Je pourrais même revoir mes ambitions démesurées et incohérentes à la baisse, et me contenter d’un petit poste de rentier, du genre membre d’une commission qui réfléchit sur tout et sur rien ou d’un Think Tank qui n’en pense pas moins.
Après, s’il ne m’appelle pas et s’il ne me propose rien, je sais ce que j’aurais à faire. Le voilà prévenu. Après avoir parlé des futurs nouveaux gouvernants, je vais attaquer maintenant ceux qui ont perdu ou plutôt, pour être sympa, qui n’ont pas gagné.Je vais commencer par celui qui a tout perdu, y compris le peu de dignité qui lui restait encore.

Bien sûr, il s’agit du parti dit de la rose fanée. A vrai dire, j’ai toujours été proche de ce parti, même du temps où, du haut de mes idées “révolutionnaires”, je lui reprochais de n’être qu’un parti “réformiste”. J’ai eu beaucoup d’amis qui militaient dans ce parti, mais la plupart en sont partis depuis qu’ils ont vu qu’il partait vers la dérive et vers le néant. En tout cas, son insistance exaspérante à vouloir absolument rejoindre le gouvernement est désespérante.
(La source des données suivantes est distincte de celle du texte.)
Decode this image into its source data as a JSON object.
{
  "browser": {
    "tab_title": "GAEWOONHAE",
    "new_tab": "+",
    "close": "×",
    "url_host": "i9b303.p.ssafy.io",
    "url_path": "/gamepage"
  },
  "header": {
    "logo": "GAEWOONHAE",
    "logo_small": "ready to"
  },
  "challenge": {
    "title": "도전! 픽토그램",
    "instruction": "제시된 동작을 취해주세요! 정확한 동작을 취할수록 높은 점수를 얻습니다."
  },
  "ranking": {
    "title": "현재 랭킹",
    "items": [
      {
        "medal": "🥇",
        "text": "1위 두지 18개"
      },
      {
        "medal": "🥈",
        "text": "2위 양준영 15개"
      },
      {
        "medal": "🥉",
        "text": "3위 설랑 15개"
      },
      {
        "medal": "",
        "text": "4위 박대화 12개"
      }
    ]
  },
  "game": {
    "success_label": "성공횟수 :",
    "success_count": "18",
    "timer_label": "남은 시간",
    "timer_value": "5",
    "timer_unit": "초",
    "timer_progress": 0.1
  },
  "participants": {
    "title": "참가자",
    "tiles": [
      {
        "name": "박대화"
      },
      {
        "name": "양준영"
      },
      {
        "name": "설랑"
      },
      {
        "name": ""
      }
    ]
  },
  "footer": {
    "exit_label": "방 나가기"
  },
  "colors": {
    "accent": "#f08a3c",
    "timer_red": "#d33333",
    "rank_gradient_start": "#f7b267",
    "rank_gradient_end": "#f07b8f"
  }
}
Je vais dire un dernier mot sur un autre parti pour lequel j’ai également de la sympathie, et dont je peux targuer d’avoir encore quelques bons amis et… camarades. Je voudrais juste saluer ses dirigeants pour avoir su, au bon moment, garder, justement de la dignité, et ne pas demander et donc accepter des miettes et des placettes, ce qui risquait de les mettre encore plus dans l’embarras. 
Quant aux autres partis, désormais, pour certains, dans une opposition plus ou moins forcée, tout ce qu’ils peuvent faire, c’est d’essayer de se faire entendre. Par exemple, en sifflant. 

En attendant qu’on m’appelle – ou pas – je vous souhaite un très bon weekend et vous dis à la semaine prochaine pour un autre vendredi, tout est dit.